The parameter \(\kappa=1\) if the model
is generalized Pareto. Although there are three potential families, the
family egp2
seems prefered for most settings.
fNCdiag <- NC.diag(x = nzrain, u = thcan)
tstab.egp(xdat = nzrain,
thresh = thcan,
model = "egp2")
What do you notice on the parameter stability plots?

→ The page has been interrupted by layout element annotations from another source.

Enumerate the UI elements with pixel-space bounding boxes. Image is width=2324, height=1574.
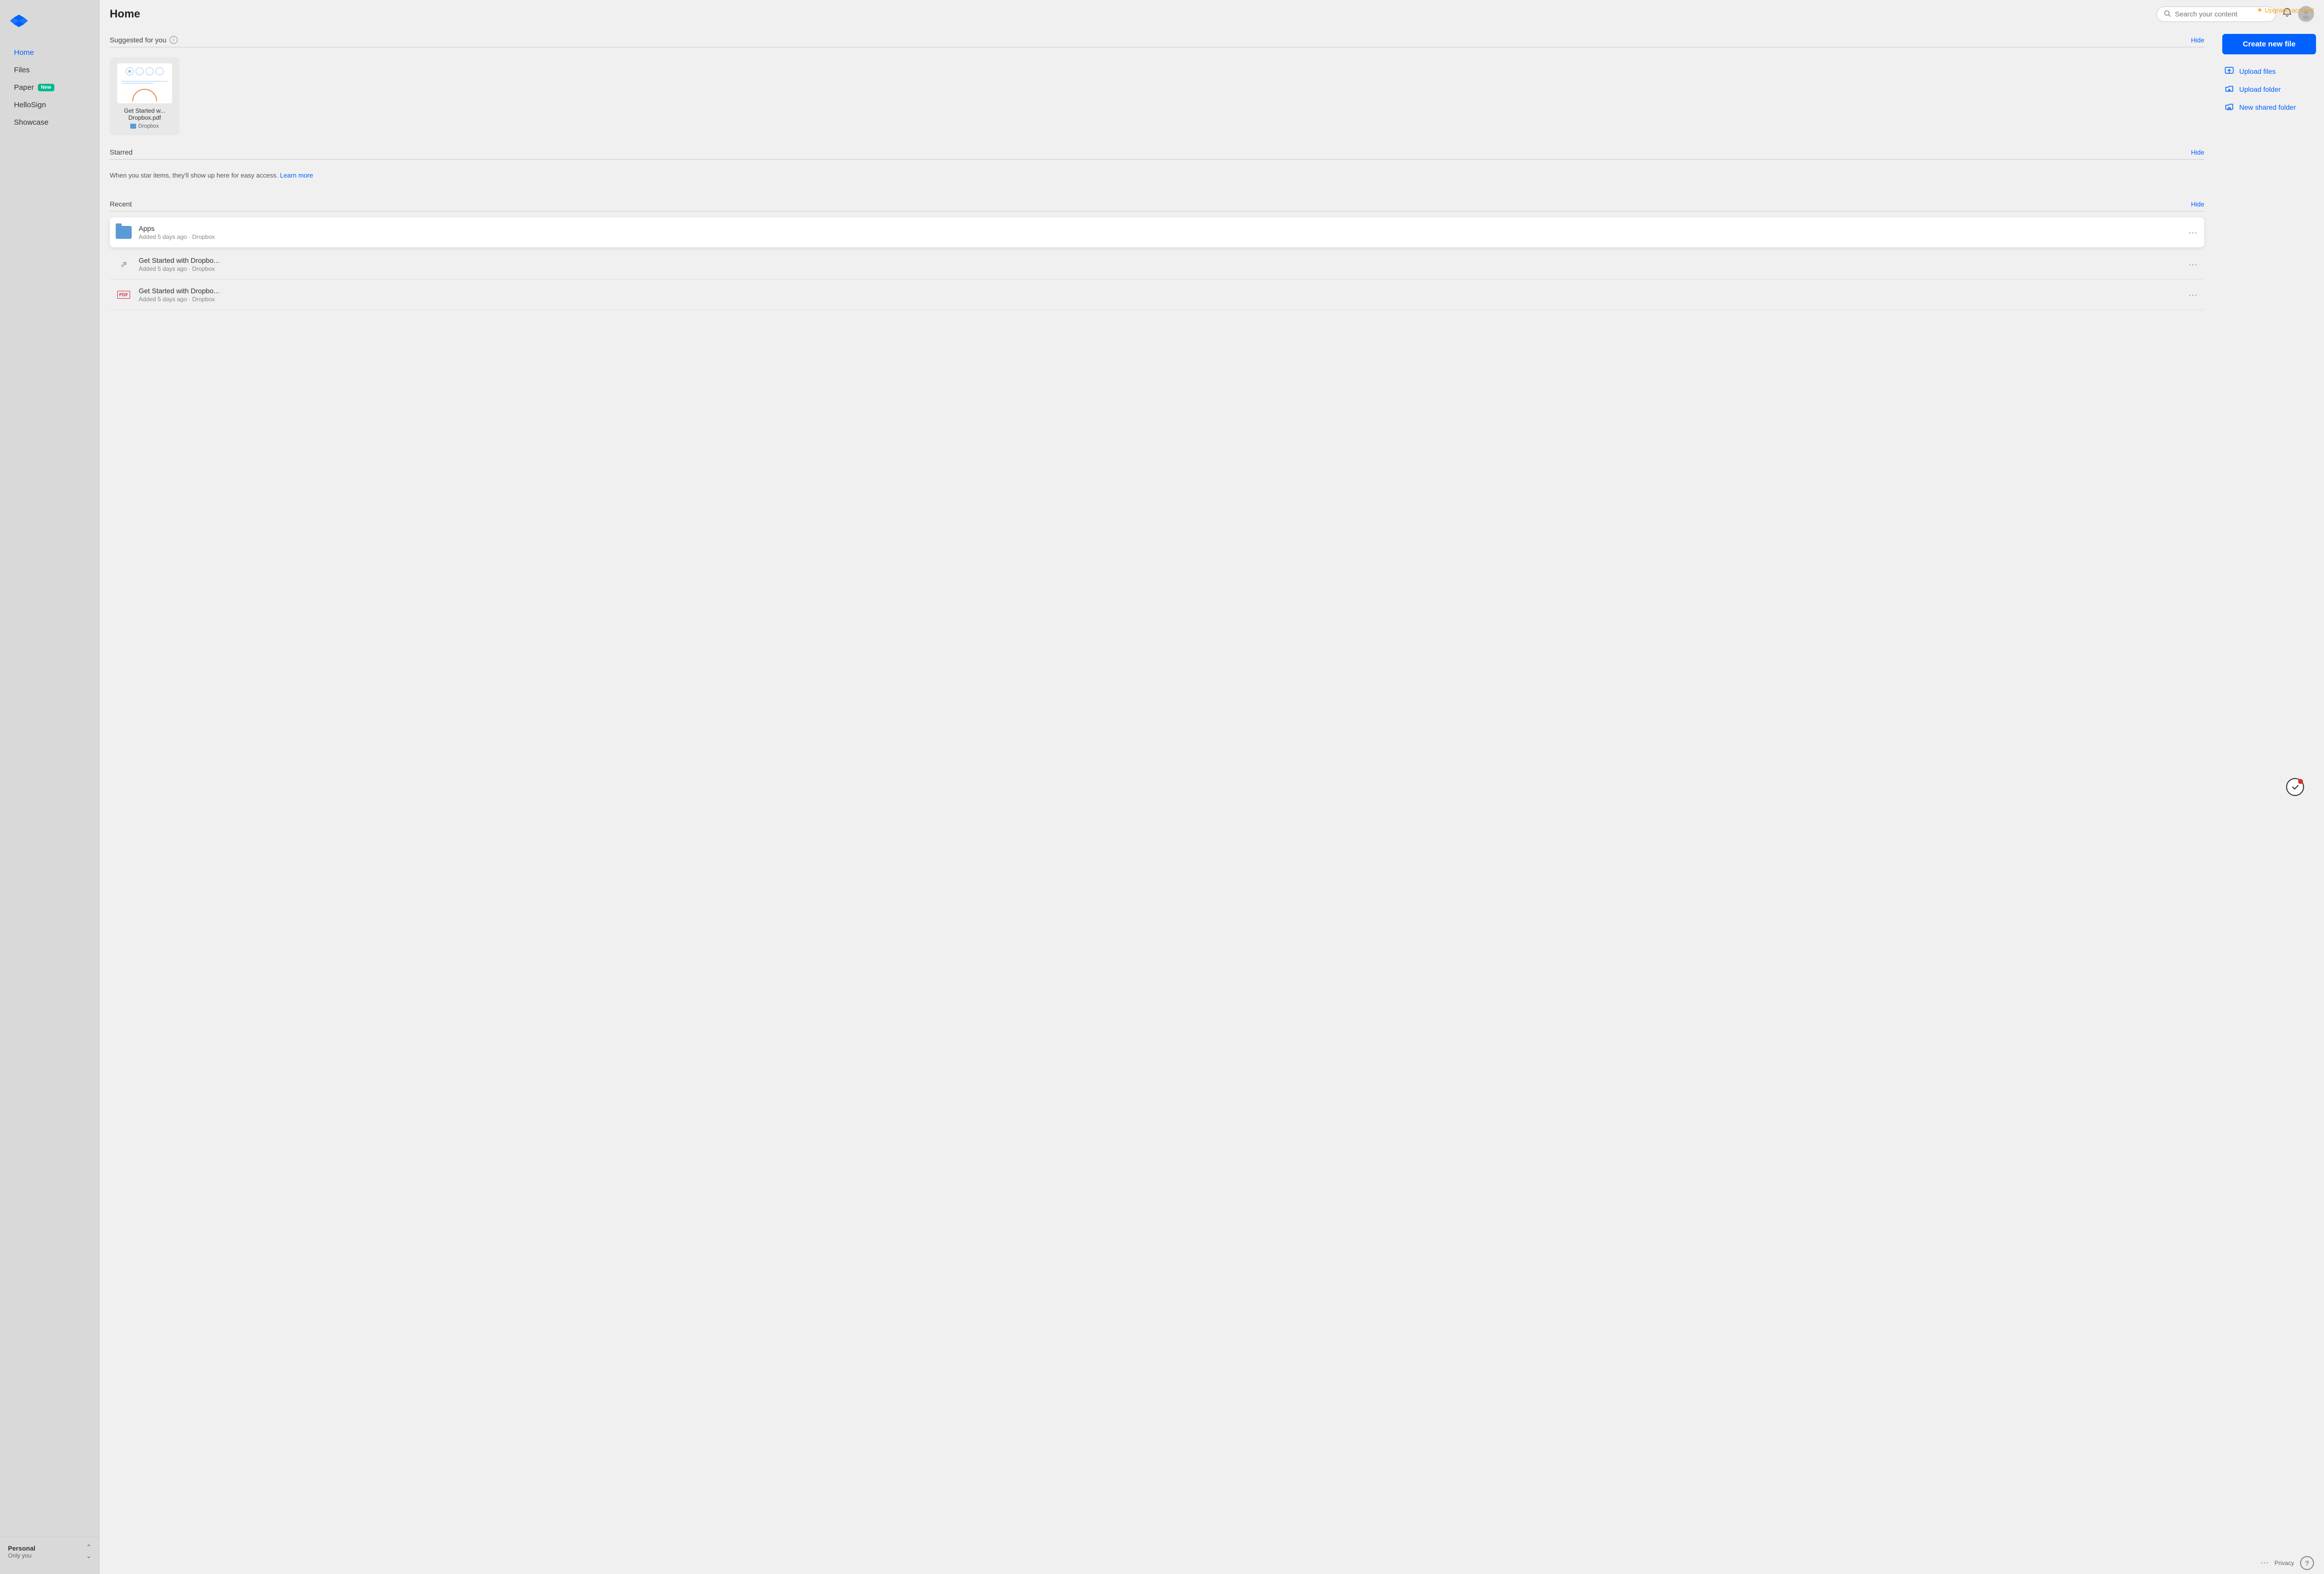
sidebar-item-hellosign[interactable]: HelloSign — [4, 97, 96, 113]
pdf-meta: Added 5 days ago · Dropbox — [139, 296, 2186, 303]
recent-title: Recent — [110, 200, 132, 208]
starred-empty-message: When you star items, they'll show up her… — [110, 166, 2204, 185]
pdf-more-btn[interactable]: ··· — [2186, 288, 2199, 302]
sidebar-item-home[interactable]: Home — [4, 44, 96, 61]
suggested-title: Suggested for you i — [110, 36, 178, 44]
bottom-more-btn[interactable]: ··· — [2261, 1559, 2269, 1568]
new-shared-folder-label: New shared folder — [2239, 103, 2296, 111]
help-button[interactable]: ? — [2300, 1556, 2314, 1570]
sidebar-item-files[interactable]: Files — [4, 62, 96, 78]
topbar-left: Home — [110, 7, 140, 20]
apps-name: Apps — [139, 224, 2186, 232]
privacy-link[interactable]: Privacy — [2275, 1560, 2294, 1567]
shortcut-icon: ⇗ — [115, 255, 133, 273]
content-area: Suggested for you i Hide — [100, 28, 2324, 1552]
link-icon: ⇗ — [120, 259, 127, 270]
pdf-icon-wrap: PDF — [115, 286, 133, 304]
folder-icon — [130, 124, 136, 129]
file-thumbnail — [117, 63, 172, 103]
star-icon: ★ — [2257, 6, 2263, 14]
suggested-file-name: Get Started w... Dropbox.pdf — [116, 107, 174, 121]
recent-item-apps[interactable]: Apps Added 5 days ago · Dropbox ··· — [110, 217, 2204, 247]
starred-learn-more-link[interactable]: Learn more — [280, 172, 313, 179]
sidebar-item-showcase[interactable]: Showcase — [4, 114, 96, 131]
sidebar-item-paper[interactable]: Paper New — [4, 79, 96, 96]
upload-files-label: Upload files — [2239, 67, 2276, 75]
upload-folder-icon — [2224, 84, 2234, 94]
shortcut-info: Get Started with Dropbo... Added 5 days … — [139, 256, 2186, 272]
notification-dot — [2298, 779, 2303, 784]
content-main: Suggested for you i Hide — [100, 28, 2214, 1552]
account-footer: Personal Only you ⌃⌄ — [0, 1537, 100, 1566]
search-input[interactable] — [2175, 10, 2269, 18]
suggested-file-card[interactable]: Get Started w... Dropbox.pdf Dropbox — [110, 57, 180, 135]
new-shared-folder-icon — [2224, 102, 2234, 112]
bottom-bar: ··· Privacy ? — [100, 1552, 2324, 1574]
dropbox-logo[interactable] — [0, 8, 100, 43]
shortcut-name: Get Started with Dropbo... — [139, 256, 2186, 264]
suggested-info-icon[interactable]: i — [170, 36, 178, 44]
sidebar-navigation: Home Files Paper New HelloSign Showcase — [0, 43, 100, 1537]
new-shared-folder-action[interactable]: New shared folder — [2222, 98, 2316, 116]
recent-item-pdf[interactable]: PDF Get Started with Dropbo... Added 5 d… — [110, 280, 2204, 310]
pdf-info: Get Started with Dropbo... Added 5 days … — [139, 287, 2186, 303]
apps-meta: Added 5 days ago · Dropbox — [139, 233, 2186, 240]
folder-icon — [116, 226, 132, 239]
apps-info: Apps Added 5 days ago · Dropbox — [139, 224, 2186, 240]
account-type: Personal — [8, 1545, 35, 1552]
upload-folder-label: Upload folder — [2239, 85, 2281, 93]
apps-more-btn[interactable]: ··· — [2186, 225, 2199, 240]
main-content: Home — [100, 0, 2324, 1574]
starred-section-header: Starred Hide — [110, 145, 2204, 160]
task-complete-btn[interactable] — [2286, 778, 2304, 796]
sidebar: Home Files Paper New HelloSign Showcase … — [0, 0, 100, 1574]
suggested-hide-btn[interactable]: Hide — [2191, 36, 2204, 44]
apps-folder-icon — [115, 223, 133, 241]
right-sidebar: Create new file Upload files Upload fold… — [2214, 28, 2324, 1552]
upload-folder-action[interactable]: Upload folder — [2222, 80, 2316, 98]
search-icon — [2164, 10, 2171, 18]
starred-title: Starred — [110, 148, 133, 156]
starred-hide-btn[interactable]: Hide — [2191, 149, 2204, 156]
account-subtitle: Only you — [8, 1552, 35, 1559]
upload-files-icon — [2224, 66, 2234, 76]
recent-section-header: Recent Hide — [110, 197, 2204, 211]
shortcut-more-btn[interactable]: ··· — [2186, 257, 2199, 272]
suggested-section-header: Suggested for you i Hide — [110, 33, 2204, 47]
pdf-name: Get Started with Dropbo... — [139, 287, 2186, 295]
page-title: Home — [110, 7, 140, 20]
recent-item-shortcut[interactable]: ⇗ Get Started with Dropbo... Added 5 day… — [110, 249, 2204, 280]
account-chevron[interactable]: ⌃⌄ — [86, 1543, 92, 1560]
upgrade-link[interactable]: ★ Upgrade account — [2257, 6, 2314, 14]
topbar: Home — [100, 0, 2324, 28]
paper-new-badge: New — [38, 84, 54, 91]
shortcut-meta: Added 5 days ago · Dropbox — [139, 265, 2186, 272]
recent-list: Apps Added 5 days ago · Dropbox ··· ⇗ Ge… — [110, 217, 2204, 310]
pdf-badge: PDF — [117, 291, 130, 299]
suggested-file-folder: Dropbox — [130, 123, 159, 129]
upload-files-action[interactable]: Upload files — [2222, 62, 2316, 80]
recent-hide-btn[interactable]: Hide — [2191, 200, 2204, 208]
create-new-file-btn[interactable]: Create new file — [2222, 34, 2316, 54]
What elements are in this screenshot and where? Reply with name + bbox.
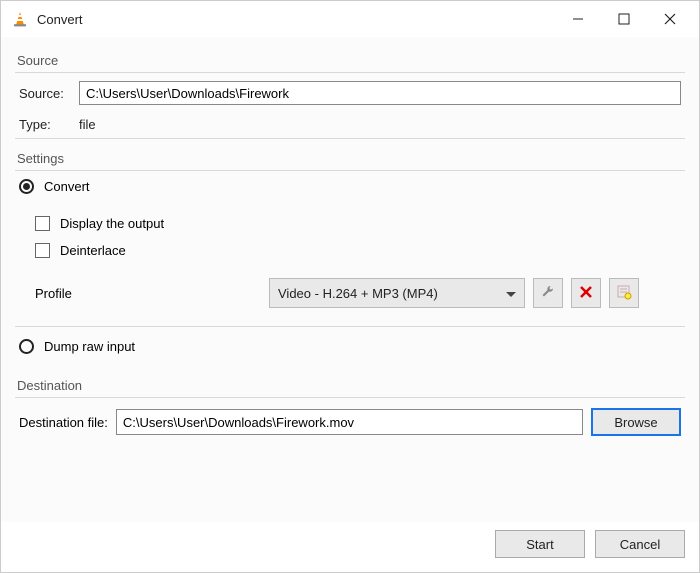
source-group-label: Source bbox=[15, 49, 685, 70]
display-output-label: Display the output bbox=[60, 216, 164, 231]
close-button[interactable] bbox=[647, 4, 693, 34]
source-label: Source: bbox=[19, 86, 79, 101]
deinterlace-checkbox[interactable]: Deinterlace bbox=[15, 237, 685, 264]
vlc-icon bbox=[11, 10, 29, 28]
convert-radio-label: Convert bbox=[44, 179, 90, 194]
window-controls bbox=[555, 4, 693, 34]
checkbox-icon bbox=[35, 216, 50, 231]
cancel-button-label: Cancel bbox=[620, 537, 660, 552]
new-profile-button[interactable] bbox=[609, 278, 639, 308]
edit-profile-button[interactable] bbox=[533, 278, 563, 308]
source-input[interactable] bbox=[79, 81, 681, 105]
cancel-button[interactable]: Cancel bbox=[595, 530, 685, 558]
delete-x-icon bbox=[579, 285, 593, 302]
display-output-checkbox[interactable]: Display the output bbox=[15, 210, 685, 237]
dump-raw-label: Dump raw input bbox=[44, 339, 135, 354]
radio-selected-icon bbox=[19, 179, 34, 194]
destination-file-label: Destination file: bbox=[19, 415, 108, 430]
profile-value: Video - H.264 + MP3 (MP4) bbox=[278, 286, 506, 301]
divider bbox=[15, 138, 685, 139]
destination-group-label: Destination bbox=[15, 374, 685, 395]
source-group: Source Source: Type: file bbox=[15, 49, 685, 139]
browse-button[interactable]: Browse bbox=[591, 408, 681, 436]
titlebar: Convert bbox=[1, 1, 699, 37]
destination-group: Destination Destination file: Browse bbox=[15, 374, 685, 444]
start-button[interactable]: Start bbox=[495, 530, 585, 558]
profile-label: Profile bbox=[35, 286, 269, 301]
checkbox-icon bbox=[35, 243, 50, 258]
convert-radio[interactable]: Convert bbox=[15, 171, 685, 202]
convert-dialog: Convert Source Source: Type: file bbox=[0, 0, 700, 573]
dump-raw-radio[interactable]: Dump raw input bbox=[15, 327, 685, 366]
profile-combobox[interactable]: Video - H.264 + MP3 (MP4) bbox=[269, 278, 525, 308]
settings-group: Settings Convert Display the output Dein… bbox=[15, 147, 685, 366]
browse-button-label: Browse bbox=[614, 415, 657, 430]
deinterlace-label: Deinterlace bbox=[60, 243, 126, 258]
new-profile-icon bbox=[616, 284, 632, 303]
window-title: Convert bbox=[37, 12, 555, 27]
dialog-footer: Start Cancel bbox=[1, 522, 699, 572]
type-label: Type: bbox=[19, 117, 79, 132]
settings-group-label: Settings bbox=[15, 147, 685, 168]
type-value: file bbox=[79, 117, 96, 132]
destination-file-input[interactable] bbox=[116, 409, 583, 435]
minimize-button[interactable] bbox=[555, 4, 601, 34]
wrench-icon bbox=[540, 284, 556, 303]
maximize-button[interactable] bbox=[601, 4, 647, 34]
dialog-content: Source Source: Type: file Settings Conve… bbox=[1, 37, 699, 522]
delete-profile-button[interactable] bbox=[571, 278, 601, 308]
chevron-down-icon bbox=[506, 286, 516, 301]
radio-unselected-icon bbox=[19, 339, 34, 354]
start-button-label: Start bbox=[526, 537, 553, 552]
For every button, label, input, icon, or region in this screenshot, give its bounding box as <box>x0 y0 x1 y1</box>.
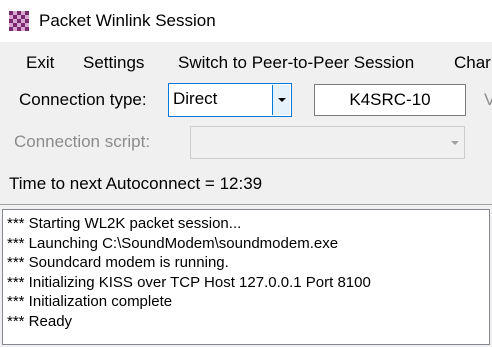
divider <box>0 204 492 205</box>
log-line: *** Initialization complete <box>7 293 173 310</box>
connection-type-label: Connection type: <box>19 90 147 109</box>
session-log[interactable]: *** Starting WL2K packet session... *** … <box>2 209 490 345</box>
window-title: Packet Winlink Session <box>39 11 216 30</box>
title-bar: Packet Winlink Session <box>0 0 492 42</box>
menu-switch-to-peer-to-peer[interactable]: Switch to Peer-to-Peer Session <box>178 52 414 74</box>
connection-script-label: Connection script: <box>14 132 151 151</box>
menu-char[interactable]: Char <box>454 52 491 74</box>
chevron-down-icon <box>450 140 459 145</box>
connection-script-select[interactable] <box>190 126 465 159</box>
connection-type-dropdown-button[interactable] <box>272 85 290 115</box>
log-line: *** Initializing KISS over TCP Host 127.… <box>7 273 371 291</box>
log-line: *** Soundcard modem is running. <box>7 254 229 271</box>
checkered-app-icon <box>9 11 29 31</box>
log-line: *** Launching C:\SoundModem\soundmodem.e… <box>7 234 339 252</box>
connection-script-dropdown-button[interactable] <box>446 128 463 157</box>
log-line: *** Starting WL2K packet session... <box>7 215 242 232</box>
autoconnect-status: Time to next Autoconnect = 12:39 <box>9 174 263 193</box>
menu-settings[interactable]: Settings <box>83 52 144 74</box>
log-line: *** Ready <box>7 312 73 330</box>
chevron-down-icon <box>277 98 286 102</box>
connection-type-value: Direct <box>173 89 218 108</box>
packet-winlink-window: Packet Winlink Session Exit Settings Swi… <box>0 0 492 347</box>
callsign-field[interactable]: K4SRC-10 <box>314 84 466 116</box>
truncated-label: V <box>484 90 492 109</box>
connection-type-select[interactable]: Direct <box>168 83 292 117</box>
menu-exit[interactable]: Exit <box>26 52 54 74</box>
menu-bar: Exit Settings Switch to Peer-to-Peer Ses… <box>0 42 492 82</box>
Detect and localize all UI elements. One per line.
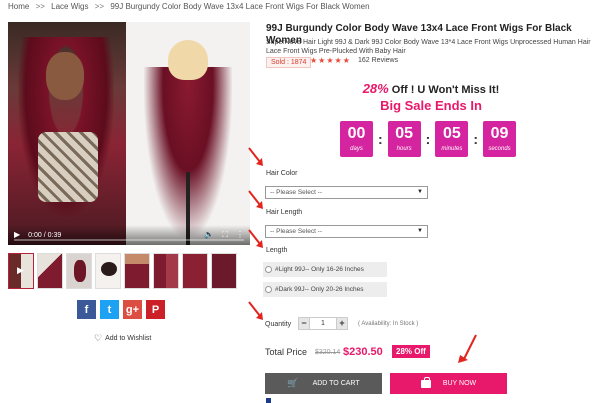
more-icon[interactable]: ⋮ [236, 231, 244, 239]
thumbnail-image[interactable] [95, 253, 121, 289]
buy-now-button[interactable]: BUY NOW [390, 373, 507, 394]
countdown-hours: 05 hours [387, 121, 421, 157]
video-time: 0:00 / 0:39 [28, 231, 62, 239]
radio-icon [265, 286, 272, 293]
breadcrumb-home[interactable]: Home [8, 2, 29, 11]
promo-percent: 28% [362, 81, 389, 96]
dropdown-caret-icon: ▼ [417, 189, 423, 195]
fullscreen-icon[interactable]: ⛶ [222, 231, 228, 239]
sold-count-badge: Sold : 1874 [266, 57, 312, 68]
length-label: Length [266, 247, 288, 254]
quantity-input[interactable]: 1 [310, 317, 336, 330]
promo-text: Off ! U Won't Miss It! [388, 84, 500, 96]
quantity-decrease-button[interactable]: − [298, 317, 310, 330]
checkbox-partial[interactable] [266, 398, 271, 403]
video-frame-mannequin [126, 22, 250, 245]
radio-icon [265, 266, 272, 273]
countdown-minutes: 05 minutes [435, 121, 469, 157]
video-progress-bar[interactable] [14, 239, 244, 241]
sale-price: $230.50 [343, 346, 383, 358]
hair-color-select[interactable]: -- Please Select -- ▼ [265, 186, 428, 199]
countdown-timer: 00 days : 05 hours : 05 minutes : 09 seconds [340, 121, 517, 157]
total-price-label: Total Price [265, 347, 308, 357]
breadcrumb-separator: >> [94, 2, 105, 11]
breadcrumb-current: 99J Burgundy Color Body Wave 13x4 Lace F… [110, 2, 370, 11]
thumbnail-image[interactable] [66, 253, 92, 289]
volume-icon[interactable]: 🔈 [204, 231, 214, 239]
thumbnail-video[interactable]: ▶ [8, 253, 34, 289]
bag-icon [420, 376, 431, 388]
cart-icon: 🛒 [287, 378, 299, 388]
product-subtitle: SuperNova Hair Light 99J & Dark 99J Colo… [266, 39, 591, 55]
hair-length-select[interactable]: -- Please Select -- ▼ [265, 225, 428, 238]
add-to-cart-button[interactable]: 🛒 ADD TO CART [265, 373, 382, 394]
thumbnail-strip: ▶ [8, 253, 237, 289]
annotation-arrow-icon [458, 334, 477, 363]
countdown-days: 00 days [340, 121, 373, 157]
thumbnail-image[interactable] [153, 253, 179, 289]
googleplus-share-button[interactable]: g+ [123, 300, 142, 319]
hair-length-label: Hair Length [266, 209, 303, 216]
video-controls: ▶ 0:00 / 0:39 🔈 ⛶ ⋮ [8, 225, 250, 245]
annotation-arrow-icon [248, 229, 263, 248]
quantity-increase-button[interactable]: + [336, 317, 348, 330]
thumbnail-image[interactable] [37, 253, 63, 289]
countdown-seconds: 09 seconds [483, 121, 517, 157]
annotation-arrow-icon [248, 190, 263, 209]
length-option-light[interactable]: #Light 99J-- Only 16-26 Inches [263, 262, 387, 277]
breadcrumb-lace-wigs[interactable]: Lace Wigs [51, 2, 88, 11]
quantity-label: Quantity [265, 321, 292, 328]
video-frame-model [8, 22, 126, 245]
play-icon[interactable]: ▶ [14, 231, 20, 239]
promo-headline: 28% Off ! U Won't Miss It! [266, 81, 596, 96]
breadcrumb-separator: >> [35, 2, 45, 11]
thumbnail-image[interactable] [211, 253, 237, 289]
reviews-link[interactable]: 162 Reviews [358, 57, 398, 64]
thumbnail-image[interactable] [124, 253, 150, 289]
facebook-share-button[interactable]: f [77, 300, 96, 319]
hair-color-label: Hair Color [266, 170, 298, 177]
annotation-arrow-icon [248, 301, 263, 320]
twitter-share-button[interactable]: t [100, 300, 119, 319]
thumbnail-image[interactable] [182, 253, 208, 289]
rating-stars: ★★★★★ [310, 56, 351, 65]
pinterest-share-button[interactable]: P [146, 300, 165, 319]
length-option-dark[interactable]: #Dark 99J-- Only 20-26 Inches [263, 282, 387, 297]
dropdown-caret-icon: ▼ [417, 228, 423, 234]
annotation-arrow-icon [248, 147, 263, 166]
play-icon: ▶ [17, 265, 24, 275]
heart-icon: ♡ [94, 333, 103, 343]
wishlist-label: Add to Wishlist [105, 335, 152, 342]
breadcrumb: Home >> Lace Wigs >> 99J Burgundy Color … [8, 2, 370, 11]
big-sale-heading: Big Sale Ends In [380, 98, 482, 113]
availability-text: ( Availability: In Stock ) [358, 321, 419, 327]
product-video-player[interactable]: ▶ 0:00 / 0:39 🔈 ⛶ ⋮ [8, 22, 250, 245]
share-buttons: f t g+ P [77, 300, 165, 319]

We can plot simultaneous parameter stability plots for the shape, as
well as the white-noise sequence. The W.diag
function,
which implements the tests of Wadsworth
(2016), returns the white noise process and calculates by
simulation the null distribution, selecting the lowest threshold at
which the hypothesis of changepoint is not rejected for all higher
thresholds. For the Maiquetia rainfall, a threshold around 15.15mm is
returned.
Exercice
- Try using the threshold diagnostic tests on the
nidd
river flow data. Which threshold would you choose based on the conclusions of the test? Repeat the analysis on your favorite dataset. - Compare the inference obtained by using the different threshold (by comparing, for example, return levels or quantiles of a distribution of interest). Are your results sensitive to the choice of threshold?